Socialists in Covid-19 America
All we can say for certain is that there is no going back. The next five or ten years will determine whether or not the rage brewing among millions of workers – especially amongst a generation from whom not only their future, but their youth itself, is being robbed – can transform that emotion into action, into organization, and into a political party that puts human need ahead of corporate greed.
Within that context, the rise of the Democratic Socialists of America looms large. The vast majority of DSA’s 55,000 members joined in the last 3 years and the organization has all the difficulties one might expect with such explosive growth. But it has hundreds of locals and branches and working groups in all 50 states. It is open and democratic and its members have drawn strength from how Sanders and its handful of elected officials – including Alexandria Ocasio-Cortez, Rashida Tlaib, and Ilhan Omar – have conducted themselves during this crisis. DSA will grow during this crisis, not as an empty vessel into which thousands looking for an alternative will flow, but because thousands of members have thrown themselves into social solidarity in mutual aid campaigns, they are assisting workers taking action on the job, and they do not have it in them to fall instep behind Biden or Cuomo or anyone else. They will keep fighting for Sanders, but as the title of Meagan Day and Micah Uetrich’s new book says, this is “Bigger than Bernie.”
Over the next few weeks and even months, the response to the coronavirus contagion will be dominated on the national scale by the powers that be. Our side will suffer shock after shock and it will be difficult to get our bearings, even as we fight where we can.

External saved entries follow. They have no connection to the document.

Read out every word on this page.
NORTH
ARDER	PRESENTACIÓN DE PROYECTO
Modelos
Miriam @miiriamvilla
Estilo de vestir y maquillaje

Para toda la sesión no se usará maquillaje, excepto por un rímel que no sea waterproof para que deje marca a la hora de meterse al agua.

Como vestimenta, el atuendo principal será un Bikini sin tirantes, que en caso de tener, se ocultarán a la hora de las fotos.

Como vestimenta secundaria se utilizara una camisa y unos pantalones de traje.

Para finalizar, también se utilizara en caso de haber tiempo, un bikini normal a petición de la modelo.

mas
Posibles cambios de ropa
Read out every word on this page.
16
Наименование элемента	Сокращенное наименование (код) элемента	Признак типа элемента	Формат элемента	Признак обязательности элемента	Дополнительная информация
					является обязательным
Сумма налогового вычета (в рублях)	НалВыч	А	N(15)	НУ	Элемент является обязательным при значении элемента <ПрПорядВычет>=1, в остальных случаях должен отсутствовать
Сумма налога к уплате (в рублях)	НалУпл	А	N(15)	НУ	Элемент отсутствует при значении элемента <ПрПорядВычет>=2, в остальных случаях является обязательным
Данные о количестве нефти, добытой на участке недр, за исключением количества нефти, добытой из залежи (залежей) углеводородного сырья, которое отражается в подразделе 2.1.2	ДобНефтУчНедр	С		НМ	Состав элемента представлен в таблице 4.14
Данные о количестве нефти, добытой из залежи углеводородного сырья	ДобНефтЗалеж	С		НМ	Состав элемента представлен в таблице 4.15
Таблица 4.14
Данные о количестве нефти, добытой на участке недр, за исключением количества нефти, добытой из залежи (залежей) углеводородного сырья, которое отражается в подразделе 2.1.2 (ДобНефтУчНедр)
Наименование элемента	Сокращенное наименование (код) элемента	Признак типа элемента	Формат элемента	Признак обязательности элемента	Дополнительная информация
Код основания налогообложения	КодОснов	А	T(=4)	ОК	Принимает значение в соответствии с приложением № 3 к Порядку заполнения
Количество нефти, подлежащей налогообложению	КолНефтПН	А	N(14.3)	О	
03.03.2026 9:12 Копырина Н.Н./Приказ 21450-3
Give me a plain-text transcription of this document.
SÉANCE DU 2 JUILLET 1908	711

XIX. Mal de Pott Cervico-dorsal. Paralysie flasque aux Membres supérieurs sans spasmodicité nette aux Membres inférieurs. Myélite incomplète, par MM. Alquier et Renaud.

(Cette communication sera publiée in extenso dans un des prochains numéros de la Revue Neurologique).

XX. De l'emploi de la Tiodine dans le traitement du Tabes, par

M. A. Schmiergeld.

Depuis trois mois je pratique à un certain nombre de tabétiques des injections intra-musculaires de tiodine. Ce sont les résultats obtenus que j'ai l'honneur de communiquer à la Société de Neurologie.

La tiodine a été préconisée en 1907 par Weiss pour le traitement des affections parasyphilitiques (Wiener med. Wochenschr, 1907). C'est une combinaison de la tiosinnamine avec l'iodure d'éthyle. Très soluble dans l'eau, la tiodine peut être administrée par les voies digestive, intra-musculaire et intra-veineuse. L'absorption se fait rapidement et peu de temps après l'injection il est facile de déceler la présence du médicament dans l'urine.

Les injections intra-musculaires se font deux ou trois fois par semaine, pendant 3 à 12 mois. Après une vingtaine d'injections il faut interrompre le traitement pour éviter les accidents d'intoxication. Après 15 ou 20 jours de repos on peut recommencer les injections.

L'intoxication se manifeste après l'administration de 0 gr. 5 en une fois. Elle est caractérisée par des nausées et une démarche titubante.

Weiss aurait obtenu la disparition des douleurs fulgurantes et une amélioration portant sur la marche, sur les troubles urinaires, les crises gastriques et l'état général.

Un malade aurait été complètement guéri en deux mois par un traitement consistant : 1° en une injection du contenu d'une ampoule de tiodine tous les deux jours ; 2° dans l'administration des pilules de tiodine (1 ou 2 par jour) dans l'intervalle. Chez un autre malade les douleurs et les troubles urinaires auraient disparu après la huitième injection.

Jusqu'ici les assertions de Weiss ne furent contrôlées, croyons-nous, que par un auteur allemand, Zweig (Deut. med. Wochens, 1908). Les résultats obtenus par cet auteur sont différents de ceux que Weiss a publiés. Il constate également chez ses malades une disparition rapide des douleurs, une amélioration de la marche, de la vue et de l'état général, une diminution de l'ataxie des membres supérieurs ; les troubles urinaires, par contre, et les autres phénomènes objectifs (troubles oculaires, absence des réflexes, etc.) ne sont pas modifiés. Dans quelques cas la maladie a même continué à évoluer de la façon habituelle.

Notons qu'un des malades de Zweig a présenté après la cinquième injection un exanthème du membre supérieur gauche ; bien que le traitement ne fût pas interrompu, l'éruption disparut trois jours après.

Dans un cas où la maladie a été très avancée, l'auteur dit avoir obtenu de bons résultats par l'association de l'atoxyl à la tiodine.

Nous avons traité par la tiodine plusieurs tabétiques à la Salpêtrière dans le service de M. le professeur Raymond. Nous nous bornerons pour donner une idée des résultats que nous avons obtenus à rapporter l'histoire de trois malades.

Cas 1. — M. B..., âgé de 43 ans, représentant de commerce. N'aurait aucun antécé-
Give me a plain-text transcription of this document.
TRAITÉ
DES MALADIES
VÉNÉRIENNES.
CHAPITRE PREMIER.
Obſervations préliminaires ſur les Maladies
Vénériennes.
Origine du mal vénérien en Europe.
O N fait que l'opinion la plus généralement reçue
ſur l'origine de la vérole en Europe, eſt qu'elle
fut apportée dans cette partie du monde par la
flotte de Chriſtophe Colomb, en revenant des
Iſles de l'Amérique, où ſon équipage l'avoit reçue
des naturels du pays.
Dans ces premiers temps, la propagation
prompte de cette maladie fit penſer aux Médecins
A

But as we fight, the socialist and working-class movement must also think and plan and figure out how to unite behind a focused set of demands that allows us to maximize our strength: How do we win Medicare for All rather than temporary subsidies for Covid-19 testing and subsidies for the private insurance companies? How do we win a massive new jobs program under the umbrella of the Green New Deal instead of one-time $1200 checks? How do we include international solidarity in our social solidarity so the Pentagon budget is transferred into no-strings-attached global health investment?
Socialism will emerge from this crisis as a powerful moral force. Learning how to transform that goodwill in the coming years into concrete victories, large and small, is the difference between life and death. And it is the difference between settling for a socialist movement of dissidents and building a socialist movement with enough social forces behind it to win.